Under the Uniform Commercial Code § 2-615, contract performance will only be excused due to impracticability when the purportedly excusing events were unforeseen at the time the contract was executed.

Facts:

Plaintiff and defendant entered into a supply agreement, under which the defendant would supply plaintiff with a hypertension drug. The agreement also stipulated that the defendant would not compete with plaintiff in that drug market. Due to the alleged breach of the supply agreement, plaintiff brought the instant suit.
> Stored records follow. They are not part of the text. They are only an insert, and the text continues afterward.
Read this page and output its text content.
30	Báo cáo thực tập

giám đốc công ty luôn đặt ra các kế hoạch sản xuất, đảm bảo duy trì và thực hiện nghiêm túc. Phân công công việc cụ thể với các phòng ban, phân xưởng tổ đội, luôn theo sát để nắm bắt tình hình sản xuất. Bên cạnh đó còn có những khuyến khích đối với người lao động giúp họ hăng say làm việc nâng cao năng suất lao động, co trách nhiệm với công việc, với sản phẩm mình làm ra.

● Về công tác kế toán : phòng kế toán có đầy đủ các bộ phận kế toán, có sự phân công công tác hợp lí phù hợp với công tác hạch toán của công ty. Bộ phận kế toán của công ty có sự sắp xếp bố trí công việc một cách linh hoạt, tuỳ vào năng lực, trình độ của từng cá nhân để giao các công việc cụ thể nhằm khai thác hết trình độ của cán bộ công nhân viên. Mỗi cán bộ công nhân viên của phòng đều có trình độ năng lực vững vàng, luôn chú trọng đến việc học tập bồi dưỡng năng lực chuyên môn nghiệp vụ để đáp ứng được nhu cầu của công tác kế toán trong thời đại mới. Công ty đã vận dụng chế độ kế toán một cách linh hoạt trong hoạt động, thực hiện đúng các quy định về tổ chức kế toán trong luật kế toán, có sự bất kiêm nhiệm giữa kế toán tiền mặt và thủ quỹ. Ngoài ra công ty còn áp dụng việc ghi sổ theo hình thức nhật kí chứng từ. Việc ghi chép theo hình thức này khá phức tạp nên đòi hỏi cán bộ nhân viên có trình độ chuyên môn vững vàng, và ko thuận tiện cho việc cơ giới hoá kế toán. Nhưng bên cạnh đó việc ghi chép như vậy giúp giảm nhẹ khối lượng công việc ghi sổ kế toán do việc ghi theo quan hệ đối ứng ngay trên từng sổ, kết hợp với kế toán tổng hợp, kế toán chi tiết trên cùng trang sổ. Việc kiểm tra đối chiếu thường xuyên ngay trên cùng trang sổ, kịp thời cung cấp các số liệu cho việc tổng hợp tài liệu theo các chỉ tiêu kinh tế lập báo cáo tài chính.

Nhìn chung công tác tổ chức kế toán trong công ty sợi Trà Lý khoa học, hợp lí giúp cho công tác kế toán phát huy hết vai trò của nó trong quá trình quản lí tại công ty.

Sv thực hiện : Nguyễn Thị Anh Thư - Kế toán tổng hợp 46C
Defendant contended that the failure to supply the drug was due to the shutdown of a plant, and thus, the breach qualified as a force majeure event. Plaintiff argued that defendant could not rely on the affirmative defense of the force majeure provided in the agreement. Plaintiff moved for partial summary judgment. On the other hand, defendant sought a determination that plaintiff was not entitled to "disgorgement" of profits as a remedy under Cal. Bus. & Prof. Code §§ 17200, 17203.

Issue:

  1. Did the breach qualify as a force majeure event, thereby relieving defendant from any liability? 
  2. Was the plaintiff entitled to "disgorgement" of profits as a remedy under Cal. Bus. & Prof. Code §§ 17200, 17203? 

Answer:

1) No. 2) No.

Conclusion:

The court found that the force majeure provision did not exclude defendants’ performance because the shutdown of a plant was entirely foreseeable and not encompassed within the force majeure clause. Furthermore, defendants could not rely on their affirmative defenses, which included unclean hands, mitigation, and waiver, to defend against the claim. Thus, defendant breached the agreement. Anent the second issue, the court granted defendants' motion concerning Cal. Bus. & Prof. Code § 17200 liability under the unfair and fraudulent prongs where plaintiff was not a member of the public or a consumer entitled to such protection. Also, the court found that plaintiff was not entitled to disgorgement of profits as a remedy, but was entitled to lost profits.